Tasked several years ago by his bosses in the Bush administration to conceptualize how a combined annuity/long term care insurance product might be structured to make it palatable to potential buyers and suppliers, Mark J. Warshawsky, then an assistant secretary at the U.S. Treasury Dept., says he had a pretty clear idea of how the product should look.
The new tool would have the chassis of an immediate annuity to provide a lifelong stream of fixed payments, plus a linked LTCI component to provide a separate stream of fixed payments in the event the contract holder was to need long term care.
But what to call it? Warshawsky, now director of retirement research in the Arlington, Va., offices of the Watson Wyatt Worldwide consulting firm, wanted a name that not only captured the essence of the instrument but also had marketability. The moniker he ultimately chose was “life care annuity.” It remains to be seen whether the name will stick, but the concept of combining an annuity – immediate or deferred – with LTCI apparently is resonating enough with consumers and insurance carriers alike that the product itself is here to stay. Some experts even foresee it soon becoming a major source of new business for carriers and producers, and an important new income-generation and wealth-protection tool for consumers during retirement.
“It’s going to be a very active few years in this area,” says Carl Friedrich, FSA, MAAA, principal in the Chicago office of the consulting firm Milliman. “It may be five years before the market really crystallizes and matures, but I think once it does, these products are going to have a dramatic impact on production levels in the industry.”
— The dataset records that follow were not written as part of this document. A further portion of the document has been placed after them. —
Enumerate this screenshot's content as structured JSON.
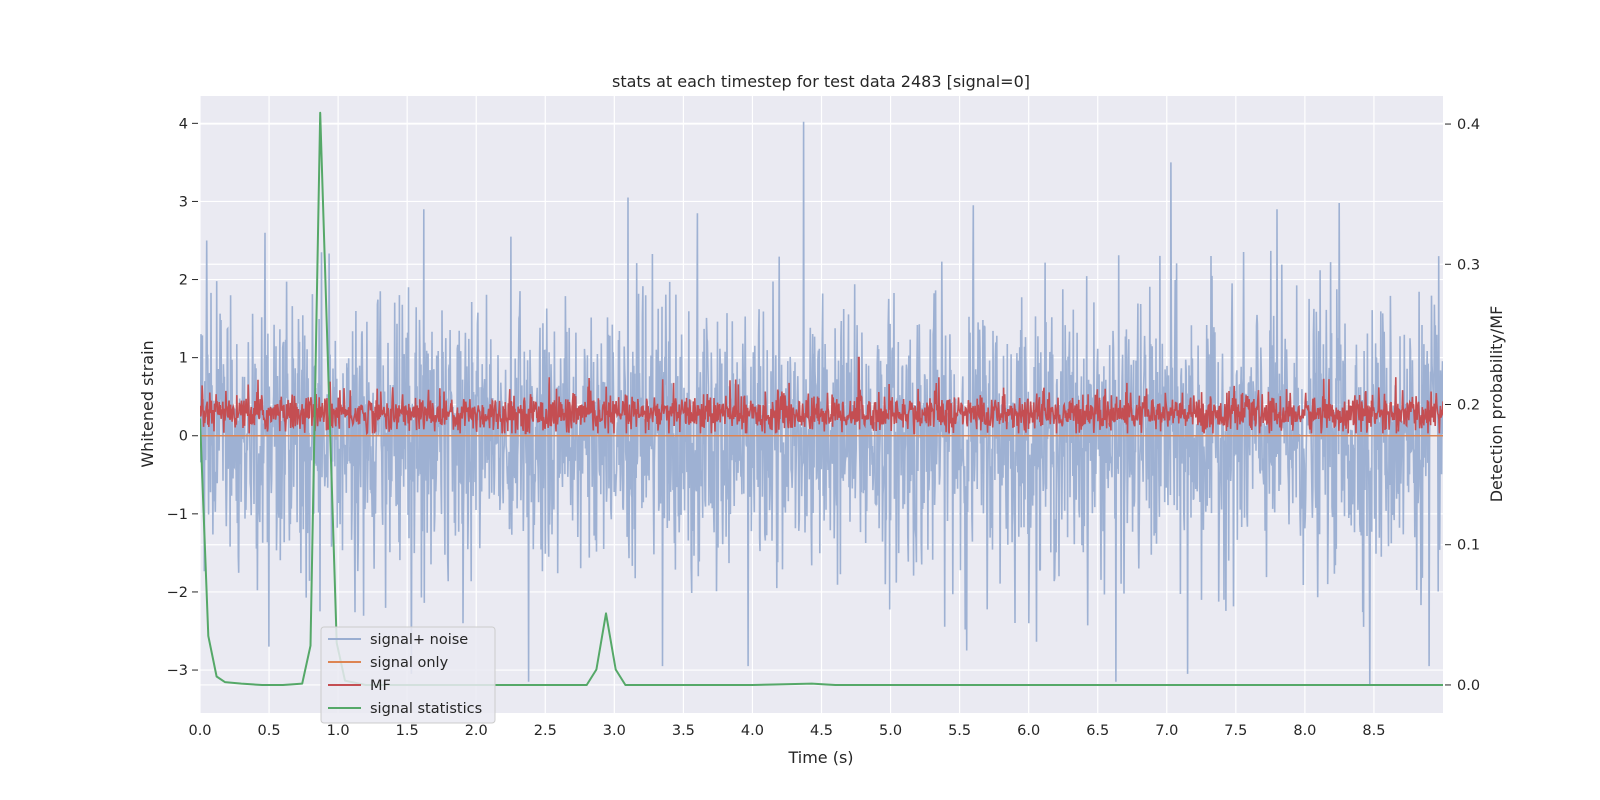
{
  "chart_data": {
    "type": "line",
    "title": "stats at each timestep for test data 2483 [signal=0]",
    "xlabel": "Time (s)",
    "ylabel_left": "Whitened strain",
    "ylabel_right": "Detection probability/MF",
    "xlim": [
      0.0,
      9.0
    ],
    "ylim_left": [
      -3.55,
      4.35
    ],
    "ylim_right": [
      -0.02,
      0.42
    ],
    "xticks": [
      "0.0",
      "0.5",
      "1.0",
      "1.5",
      "2.0",
      "2.5",
      "3.0",
      "3.5",
      "4.0",
      "4.5",
      "5.0",
      "5.5",
      "6.0",
      "6.5",
      "7.0",
      "7.5",
      "8.0",
      "8.5"
    ],
    "xtick_values": [
      0.0,
      0.5,
      1.0,
      1.5,
      2.0,
      2.5,
      3.0,
      3.5,
      4.0,
      4.5,
      5.0,
      5.5,
      6.0,
      6.5,
      7.0,
      7.5,
      8.0,
      8.5
    ],
    "yticks_left": [
      "−3",
      "−2",
      "−1",
      "0",
      "1",
      "2",
      "3",
      "4"
    ],
    "ytick_values_left": [
      -3,
      -2,
      -1,
      0,
      1,
      2,
      3,
      4
    ],
    "yticks_right": [
      "0.0",
      "0.1",
      "0.2",
      "0.3",
      "0.4"
    ],
    "ytick_values_right": [
      0.0,
      0.1,
      0.2,
      0.3,
      0.4
    ],
    "grid": true,
    "legend_position": "lower-left",
    "colors": {
      "background": "#eaeaf2",
      "grid": "#ffffff",
      "noise": "#9aaed1",
      "signal_only": "#dd8452",
      "mf": "#c44e52",
      "stats": "#55a868"
    },
    "series": [
      {
        "name": "signal+ noise",
        "axis": "left",
        "color": "#9aaed1",
        "description_values": {
          "mean": 0.0,
          "envelope_upper_typical": 2.0,
          "envelope_lower_typical": -2.0,
          "peaks": [
            {
              "x": 0.05,
              "y": 2.5
            },
            {
              "x": 0.47,
              "y": 2.6
            },
            {
              "x": 0.88,
              "y": 2.35
            },
            {
              "x": 1.62,
              "y": 2.9
            },
            {
              "x": 2.25,
              "y": 2.55
            },
            {
              "x": 3.1,
              "y": 3.05
            },
            {
              "x": 3.6,
              "y": 2.85
            },
            {
              "x": 4.37,
              "y": 4.02
            },
            {
              "x": 5.6,
              "y": 2.95
            },
            {
              "x": 7.03,
              "y": 3.5
            },
            {
              "x": 7.8,
              "y": 2.9
            },
            {
              "x": 8.25,
              "y": 2.98
            },
            {
              "x": 8.97,
              "y": 2.3
            },
            {
              "x": 2.38,
              "y": -3.15
            },
            {
              "x": 1.53,
              "y": -3.05
            },
            {
              "x": 6.63,
              "y": -3.15
            },
            {
              "x": 7.15,
              "y": -3.05
            },
            {
              "x": 8.47,
              "y": -3.2
            },
            {
              "x": 8.9,
              "y": -2.95
            },
            {
              "x": 3.35,
              "y": -2.95
            },
            {
              "x": 3.97,
              "y": -2.95
            },
            {
              "x": 5.55,
              "y": -2.75
            },
            {
              "x": 0.5,
              "y": -2.7
            }
          ]
        }
      },
      {
        "name": "signal only",
        "axis": "left",
        "color": "#dd8452",
        "x": [
          0.0,
          9.0
        ],
        "y": [
          0.0,
          0.0
        ]
      },
      {
        "name": "MF",
        "axis": "left",
        "color": "#c44e52",
        "description_values": {
          "baseline": 0.0,
          "mean": 0.28,
          "typical_max": 0.6,
          "max": 1.0
        }
      },
      {
        "name": "signal statistics",
        "axis": "right",
        "color": "#55a868",
        "x": [
          0.0,
          0.06,
          0.12,
          0.18,
          0.3,
          0.45,
          0.6,
          0.74,
          0.8,
          0.87,
          0.93,
          0.99,
          1.05,
          1.2,
          2.0,
          2.6,
          2.8,
          2.87,
          2.94,
          3.01,
          3.08,
          3.2,
          4.0,
          4.43,
          4.6,
          5.0,
          6.0,
          7.0,
          8.0,
          9.0
        ],
        "y": [
          0.19,
          0.035,
          0.006,
          0.002,
          0.001,
          0.0,
          0.0,
          0.001,
          0.028,
          0.408,
          0.22,
          0.03,
          0.003,
          0.0,
          0.0,
          0.0,
          0.0,
          0.011,
          0.051,
          0.011,
          0.0,
          0.0,
          0.0,
          0.001,
          0.0,
          0.0,
          0.0,
          0.0,
          0.0,
          0.0
        ]
      }
    ]
  }
}
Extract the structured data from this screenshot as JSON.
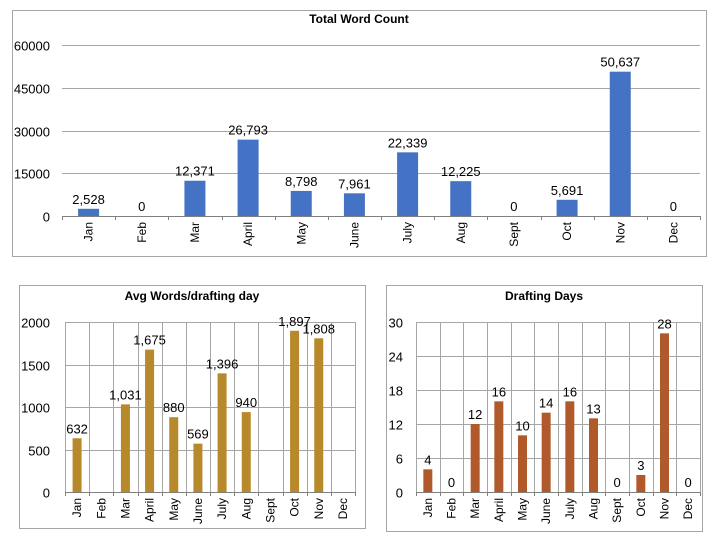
{
  "chart_data": [
    {
      "type": "bar",
      "title": "Total Word Count",
      "categories": [
        "Jan",
        "Feb",
        "Mar",
        "April",
        "May",
        "June",
        "July",
        "Aug",
        "Sept",
        "Oct",
        "Nov",
        "Dec"
      ],
      "values": [
        2528,
        0,
        12371,
        26793,
        8798,
        7961,
        22339,
        12225,
        0,
        5691,
        50637,
        0
      ],
      "data_labels": [
        "2,528",
        "0",
        "12,371",
        "26,793",
        "8,798",
        "7,961",
        "22,339",
        "12,225",
        "0",
        "5,691",
        "50,637",
        "0"
      ],
      "yticks": [
        0,
        15000,
        30000,
        45000,
        60000
      ],
      "ylim": [
        0,
        60000
      ],
      "grid": "horizontal",
      "color": "#4472C4",
      "xlabel": "",
      "ylabel": ""
    },
    {
      "type": "bar",
      "title": "Avg Words/drafting day",
      "categories": [
        "Jan",
        "Feb",
        "Mar",
        "April",
        "May",
        "June",
        "July",
        "Aug",
        "Sept",
        "Oct",
        "Nov",
        "Dec"
      ],
      "values": [
        632,
        null,
        1031,
        1675,
        880,
        569,
        1396,
        940,
        null,
        1897,
        1808,
        null
      ],
      "data_labels": [
        "632",
        "",
        "1,031",
        "1,675",
        "880",
        "569",
        "1,396",
        "940",
        "",
        "1,897",
        "1,808",
        ""
      ],
      "yticks": [
        0,
        500,
        1000,
        1500,
        2000
      ],
      "ylim": [
        0,
        2000
      ],
      "grid": "both",
      "color": "#B8892A",
      "xlabel": "",
      "ylabel": ""
    },
    {
      "type": "bar",
      "title": "Drafting Days",
      "categories": [
        "Jan",
        "Feb",
        "Mar",
        "April",
        "May",
        "June",
        "July",
        "Aug",
        "Sept",
        "Oct",
        "Nov",
        "Dec"
      ],
      "values": [
        4,
        0,
        12,
        16,
        10,
        14,
        16,
        13,
        0,
        3,
        28,
        0
      ],
      "data_labels": [
        "4",
        "0",
        "12",
        "16",
        "10",
        "14",
        "16",
        "13",
        "0",
        "3",
        "28",
        "0"
      ],
      "yticks": [
        0,
        6,
        12,
        18,
        24,
        30
      ],
      "ylim": [
        0,
        30
      ],
      "grid": "both",
      "color": "#B05A2C",
      "xlabel": "",
      "ylabel": ""
    }
  ]
}
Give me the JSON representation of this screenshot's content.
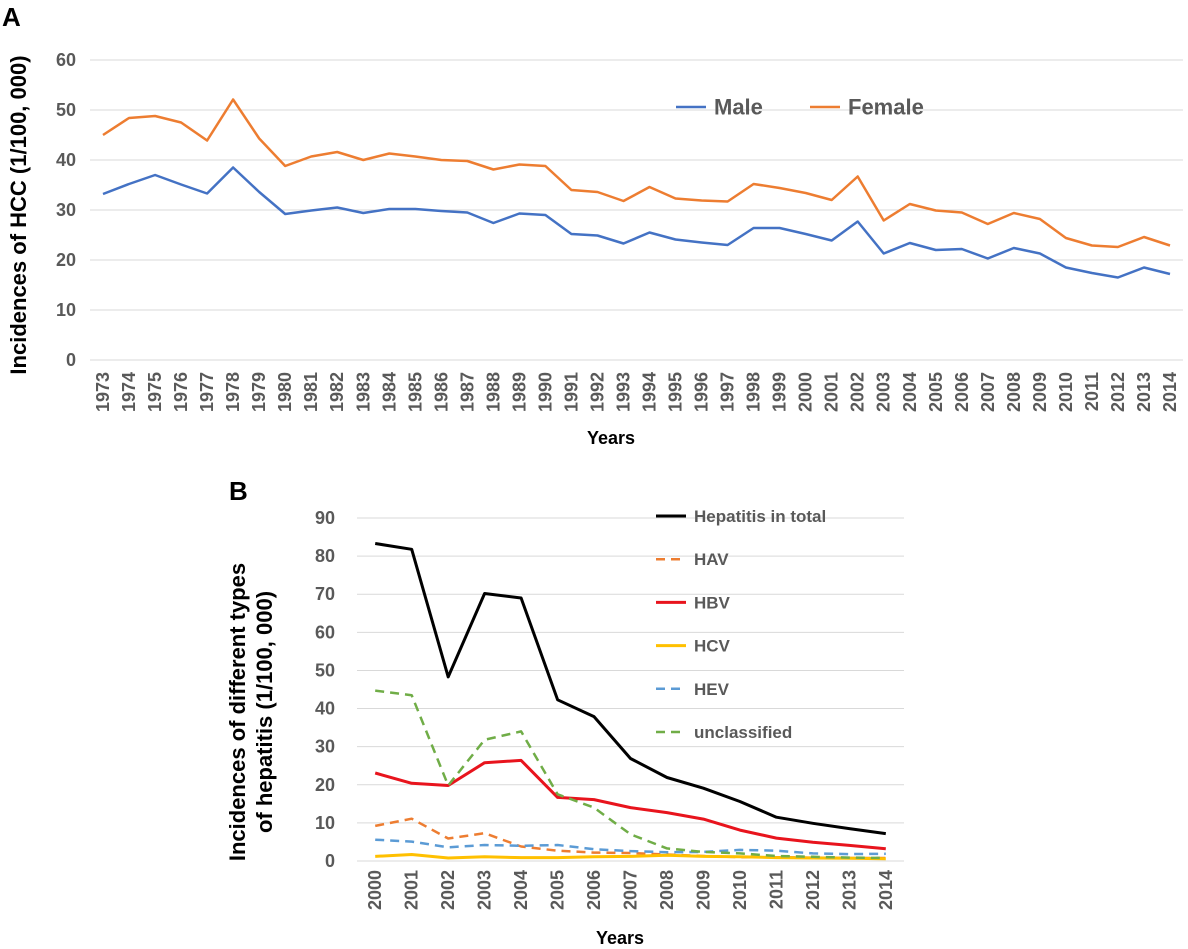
{
  "chart_data": [
    {
      "panel": "A",
      "type": "line",
      "panel_label": "A",
      "xlabel": "Years",
      "ylabel": "Incidences of HCC (1/100, 000)",
      "ylim": [
        0,
        60
      ],
      "yticks": [
        "0",
        "10",
        "20",
        "30",
        "40",
        "50",
        "60"
      ],
      "categories": [
        "1973",
        "1974",
        "1975",
        "1976",
        "1977",
        "1978",
        "1979",
        "1980",
        "1981",
        "1982",
        "1983",
        "1984",
        "1985",
        "1986",
        "1987",
        "1988",
        "1989",
        "1990",
        "1991",
        "1992",
        "1993",
        "1994",
        "1995",
        "1996",
        "1997",
        "1998",
        "1999",
        "2000",
        "2001",
        "2002",
        "2003",
        "2004",
        "2005",
        "2006",
        "2007",
        "2008",
        "2009",
        "2010",
        "2011",
        "2012",
        "2013",
        "2014"
      ],
      "legend_position": "top-right",
      "series": [
        {
          "name": "Male",
          "color": "#4472c4",
          "dash": "solid",
          "values": [
            33.2,
            35.2,
            37.0,
            35.1,
            33.3,
            38.5,
            33.6,
            29.2,
            29.9,
            30.5,
            29.4,
            30.2,
            30.2,
            29.8,
            29.5,
            27.4,
            29.3,
            29.0,
            25.2,
            24.9,
            23.3,
            25.5,
            24.1,
            23.5,
            23.0,
            26.4,
            26.4,
            25.2,
            23.9,
            27.7,
            21.3,
            23.4,
            22.0,
            22.2,
            20.3,
            22.4,
            21.3,
            18.5,
            17.4,
            16.5,
            18.5,
            17.2
          ]
        },
        {
          "name": "Female",
          "color": "#ed7d31",
          "dash": "solid",
          "values": [
            45.0,
            48.4,
            48.8,
            47.5,
            43.9,
            52.1,
            44.3,
            38.8,
            40.7,
            41.6,
            40.0,
            41.3,
            40.7,
            40.0,
            39.8,
            38.1,
            39.1,
            38.8,
            34.0,
            33.6,
            31.8,
            34.6,
            32.3,
            31.9,
            31.7,
            35.2,
            34.4,
            33.4,
            32.0,
            36.7,
            27.9,
            31.2,
            29.9,
            29.5,
            27.2,
            29.4,
            28.2,
            24.4,
            22.9,
            22.6,
            24.6,
            22.9
          ]
        }
      ]
    },
    {
      "panel": "B",
      "type": "line",
      "panel_label": "B",
      "xlabel": "Years",
      "ylabel_line1": "Incidences of different types",
      "ylabel_line2": "of hepatitis (1/100, 000)",
      "ylim": [
        0,
        90
      ],
      "yticks": [
        "0",
        "10",
        "20",
        "30",
        "40",
        "50",
        "60",
        "70",
        "80",
        "90"
      ],
      "categories": [
        "2000",
        "2001",
        "2002",
        "2003",
        "2004",
        "2005",
        "2006",
        "2007",
        "2008",
        "2009",
        "2010",
        "2011",
        "2012",
        "2013",
        "2014"
      ],
      "legend_position": "top-right",
      "series": [
        {
          "name": "Hepatitis in total",
          "color": "#000000",
          "dash": "solid",
          "values": [
            83.3,
            81.8,
            48.3,
            70.2,
            69.0,
            42.3,
            37.9,
            26.9,
            21.9,
            19.1,
            15.6,
            11.5,
            9.9,
            8.5,
            7.2
          ]
        },
        {
          "name": "HAV",
          "color": "#ed7d31",
          "dash": "dashed",
          "values": [
            9.2,
            11.1,
            5.9,
            7.3,
            3.8,
            2.7,
            2.2,
            2.1,
            1.7,
            1.3,
            1.0,
            1.0,
            0.9,
            0.8,
            0.8
          ]
        },
        {
          "name": "HBV",
          "color": "#e8141d",
          "dash": "solid",
          "values": [
            23.1,
            20.4,
            19.8,
            25.8,
            26.4,
            16.7,
            16.1,
            14.0,
            12.7,
            11.0,
            8.1,
            6.0,
            4.9,
            4.1,
            3.2
          ]
        },
        {
          "name": "HCV",
          "color": "#ffc000",
          "dash": "solid",
          "values": [
            1.2,
            1.7,
            0.8,
            1.1,
            0.9,
            0.9,
            1.1,
            1.2,
            1.5,
            1.2,
            1.1,
            0.9,
            0.8,
            0.7,
            0.6
          ]
        },
        {
          "name": "HEV",
          "color": "#5b9bd5",
          "dash": "dashed",
          "values": [
            5.6,
            5.1,
            3.6,
            4.2,
            4.0,
            4.2,
            3.1,
            2.6,
            2.3,
            2.4,
            2.9,
            2.7,
            2.0,
            1.8,
            1.9
          ]
        },
        {
          "name": "unclassified",
          "color": "#70ad47",
          "dash": "dashed",
          "values": [
            44.7,
            43.5,
            19.8,
            31.8,
            34.0,
            17.5,
            14.0,
            7.0,
            3.3,
            2.4,
            2.0,
            1.3,
            1.1,
            0.9,
            0.8
          ]
        }
      ]
    }
  ]
}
An expert on combination products who works closely with carriers on the product development front, Friedrich isn’t the only industry observer who expects insurance companies to jump wholeheartedly into a market where today combination annuity/LTCI products remain relatively scarce. “I think you will see other carriers getting more serious about linking annuity products to long term care,” says Beth Ludden, senior vice president for long term care product development at Genworth Financial in Richmond, Va. She says she expects the annuity/LTCI combination product to take its place alongside the stand-alone LTCI policy and the combo life insurance/LTCI policy as the most popular instruments for funding long term care needs.
Genworth is among the first carriers to offer such a product. Its Total Living Coverage annuity combines a single-premium deferred fixed annuity with what she terms “pretty robust” long term care coverage, accessible via a combined acceleration of benefits/extension of benefits rider that carries four- and six-year coverage periods (and a two-year deferral period). Carriers such as Genworth and Baton Rouge, La.-based Guaranty Income Life Insurance, which claims to have introduced the first fully tax-qualified combo annuity/LTCI contract back in 1999, are working to see that any unfamiliarity surrounding the product is short-lived. In doing so, among their most pressing tasks will be to show agents, advisors and potential purchasers how annuity-LTCI combo products work, who they are best suited for and in which situations might purchasing one be preferable to other alternatives.
Today the pickings among combination annuity/LTCI products are relatively slim. Some, like Genworth’s TLC, have a fixed deferred annuity base, funded by a single-premium payment. Guaranty’s AnnuiCare is built on a flexible-premium fixed deferred annuity chassis. The life care annuity envisioned by Warshawsky uses as its base a fixed immediate annuity.
With AnnuiCare, explains Guaranty president John H. Lancaster, the insured pays initial benefits with annuity funds, a co-insurance feature that translates into lower premiums, whereby the insured can access benefits for about one-third the cost of a traditional qualified stand-alone plan. Benefits, from home healthcare to caregiver training, are linked to the accumulation value of the annuity. The base fixed annuity offers a return of 5 percent, says Lancaster, 1 percent of which is earmarked to cover the LTCI premium. There’s a reason AnnuiCare lacks the bells and whistles common with other insurance and annuity products, he notes: “Too many options confuses agents and therefore confuses the consumer. We think simple is better.”